A perda da dentição natural também tem influência sobre os diversos aspectos do organismo, dentre os quais o aspecto estético, a pronúncia, a digestão, e principalmente, a mastigação. “Lembrando que a mastigação tem que ser bilateral, promovendo o ciclo mastigatório. Em paciente dentado ocorre a oclusão mutuamente protegida, com controle da força da mordida. Em posições excursivas ocorre o toque dos dentes anteriores, e em máxima intercuspidação ocorre o toque dos posteriores. Já em indivíduos portadores de prótese total ocorre um decréscimo na capacidade mastigatória – perda da propriocepção – e a oclusão é bilateral e simultânea – abertura e fechamento”, explana o sócio da CRONUS – Clínica de Reabilitação Oral, Nutrição e Saúde.

É preciso dar a devida importância aos esforços colaborativos entre profissionais da Odontologia, Nutrição e Medicina, para garantir a assistência adequada à saúde da população.

O cirurgião-dentista Érico Castaldin Fraga Moreira aponta que a literatura sugere que o treinamento de nutrição de dentistas e formação em saúde oral de nutricionistas é limitado. “Já está mais do que sedimentado que a colaboração entre os profissionais da Nutrição e da Odontologia é recomendada para promoção de saúde bucal e sistêmica. A relação entre saúde e doença oral e nutricional requer a atenção e consideração de todos os profissionais de saúde”.

Alimentos aliados da saúde bucal

alimentos

Pesquisas apontam que alguns alimentos são excelentes aliados da saúde bucal. A água, por ser o principal componente do fluxo salivar e veículo da amilase salivar, além de favorecer o tamponamento do pH, contribui para mais aderência das próteses mucosossuportadas.

“Além da água, leite e derivados, alimentos ricos em proteína, alimentos fontes de vitamina C e vitamina E, ácidos graxos ômega 3 e os alimentos fontes de zinco e cobre são grandes aliados da saúde bucal”, explica o especialista.

O cirurgião-dentista pode e deve auxiliar o paciente a ter uma vida mais saudável. De acordo com o Dr. Érico, algumas orientações podem fazer toda a diferença na vida e na saúde do paciente.

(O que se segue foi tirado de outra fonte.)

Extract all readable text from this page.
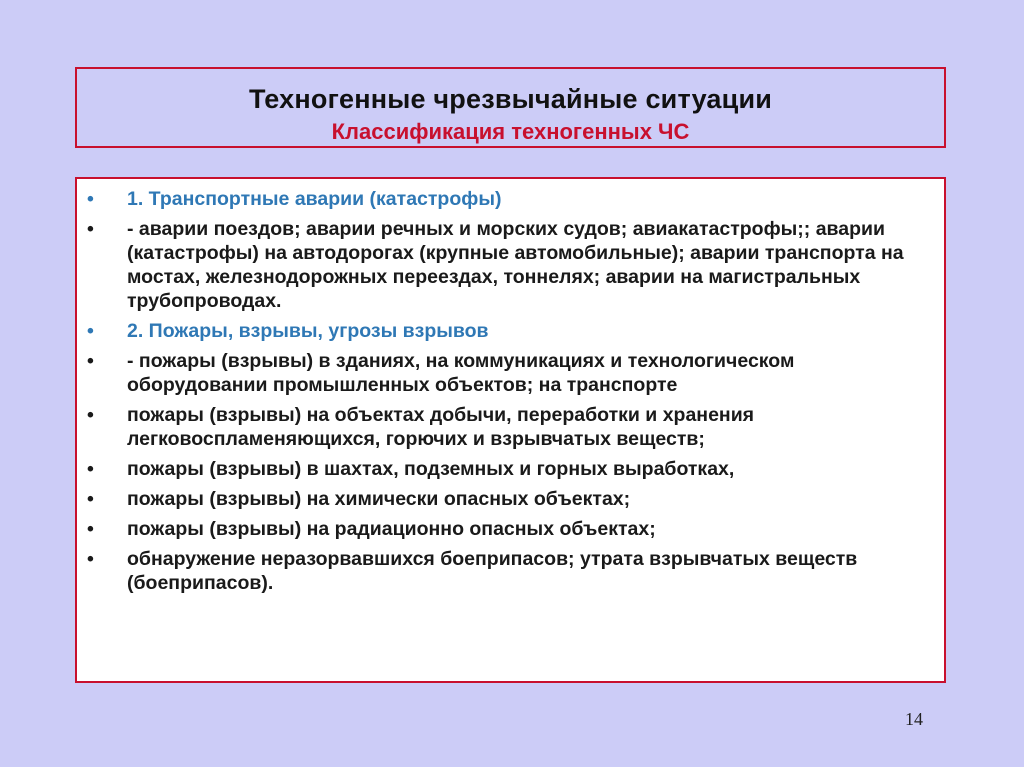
Техногенные чрезвычайные ситуации
Классификация техногенных ЧС
•	1. Транспортные аварии (катастрофы)
•	- аварии поездов; аварии речных и морских судов; авиакатастрофы;; аварии (катастрофы) на автодорогах (крупные автомобильные); аварии транспорта на мостах, железнодорожных переездах, тоннелях; аварии на магистральных трубопроводах.
•	2. Пожары, взрывы, угрозы взрывов
•	- пожары (взрывы) в зданиях, на коммуникациях и технологическом оборудовании промышленных объектов; на транспорте
•	пожары (взрывы) на объектах добычи, переработки и хранения легковоспламеняющихся, горючих и взрывчатых веществ;
•	пожары (взрывы) в шахтах, подземных и горных выработках,
•	пожары (взрывы) на химически опасных объектах;
•	пожары (взрывы) на радиационно опасных объектах;
•	обнаружение неразорвавшихся боеприпасов; утрата взрывчатых веществ (боеприпасов).
14
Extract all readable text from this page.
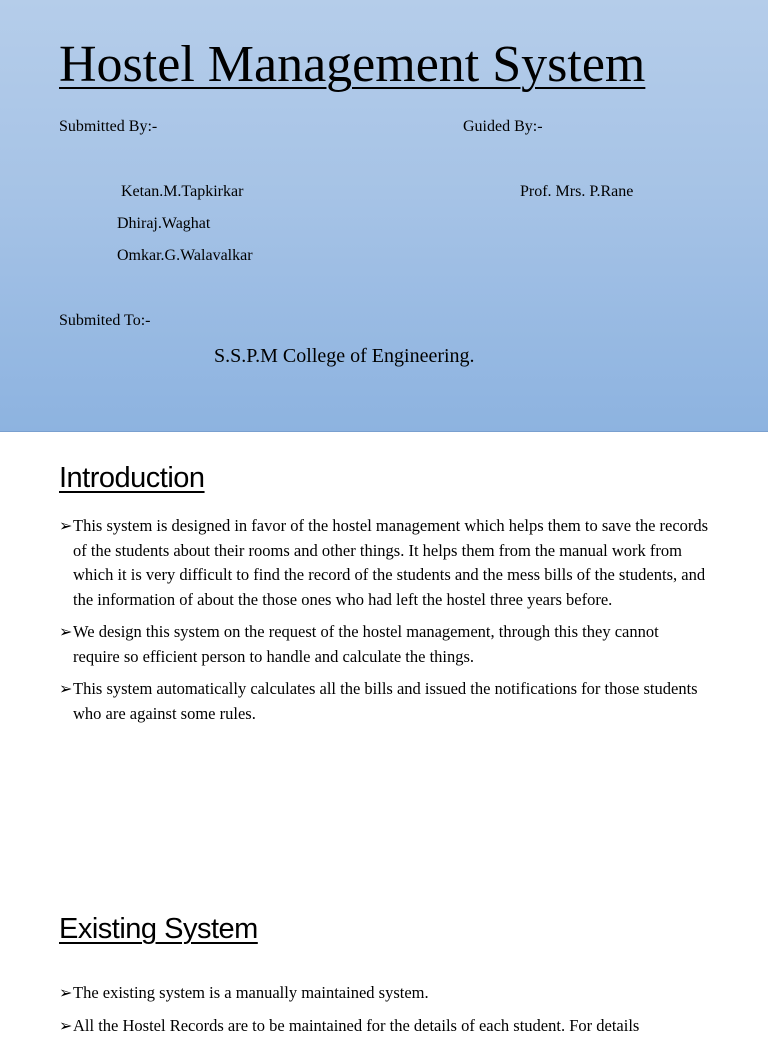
Hostel Management System
Submitted By:-	Guided By:-
Ketan.M.Tapkirkar
Dhiraj.Waghat
Omkar.G.Walavalkar
Prof. Mrs. P.Rane
Submited To:-
S.S.P.M College of Engineering.
Introduction
➢ This system is designed in favor of the hostel management which helps them to save the records of the students about their rooms and other things. It helps them from the manual work from which it is very difficult to find the record of the students and the mess bills of the students, and the information of about the those ones who had left the hostel three years before.
➢ We design this system on the request of the hostel management, through this they cannot require so efficient person to handle and calculate the things.
➢ This system automatically calculates all the bills and issued the notifications for those students who are against some rules.
Existing System
➢ The existing system is a manually maintained system.
➢ All the Hostel Records are to be maintained for the details of each student. For details
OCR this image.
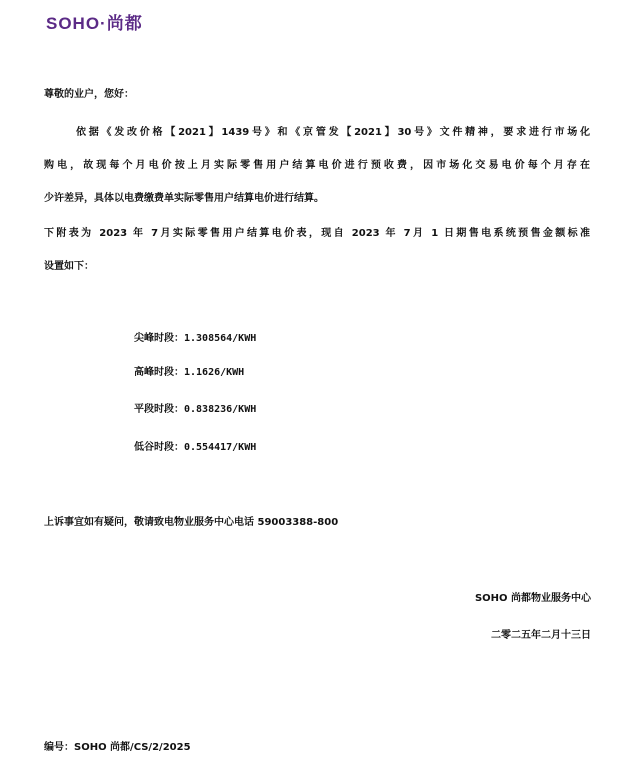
SOHO·尚都
尊敬的业户，您好：
依据《发改价格【2021】1439号》和《京管发【2021】30号》文件精神，要求进行市场化
购电，故现每个月电价按上月实际零售用户结算电价进行预收费，因市场化交易电价每个月存在
少许差异，具体以电费缴费单实际零售用户结算电价进行结算。
下附表为 2023 年 7月实际零售用户结算电价表，现自 2023 年 7月 1 日期售电系统预售金额标准
设置如下：
尖峰时段：1.308564/KWH
高峰时段：1.1626/KWH
平段时段：0.838236/KWH
低谷时段：0.554417/KWH
上诉事宜如有疑问，敬请致电物业服务中心电话 59003388-800
SOHO 尚都物业服务中心
二零二五年二月十三日
编号：SOHO 尚都/CS/2/2025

  • Fale sobre a importância da redução no consumo de alimentos com alto teor de açúcares.
  • Encoraje o consumo de frutas, legumes e verduras (efeito das fibras/mastigação).
  • Fale sobre o consumo de gomas de mascar e balas sem adição de açúcar (efeito do xilitol/mastigação).
  • Indique o consumo de alimentos ricos em proteína, como carnes, ovos, queijos, peixe e feijões (ausência de substrato cariogênico/pH).
  • Alerte sobre os benefícios da ingestão de leite (lactose /cálcio e fósforo).
  • Fale sobre os benefícios dos cereais integrais (efeito mastigação).
  • Aponte a importância de intervalar o consumo de bebidas e alimentos (efeito remineralização/des-remineralização).
  • Informe sobre os benefícios do consumo de alimentos crus e/ou ricos em fibras (efeito mastigação).
  • Incentive o consumo da água em pequenas quantidades, várias vezes ao dia, entre as refeições (efeito salivação).

“Exerça a Odontologia curativa, sempre buscando a excelência, de forma a manter a função mastigatória eficiente por meio de estabelecimento dos critérios de oclusão e anatomia corretos, e lembre-se que é muito importante ter consciência da necessidade de trabalhar de forma multidisciplinar, encaminhando o paciente aos profissionais de Nutrição, Medicina e Fonoaudiologia, quando necessário”, finaliza o cirurgião-dentista.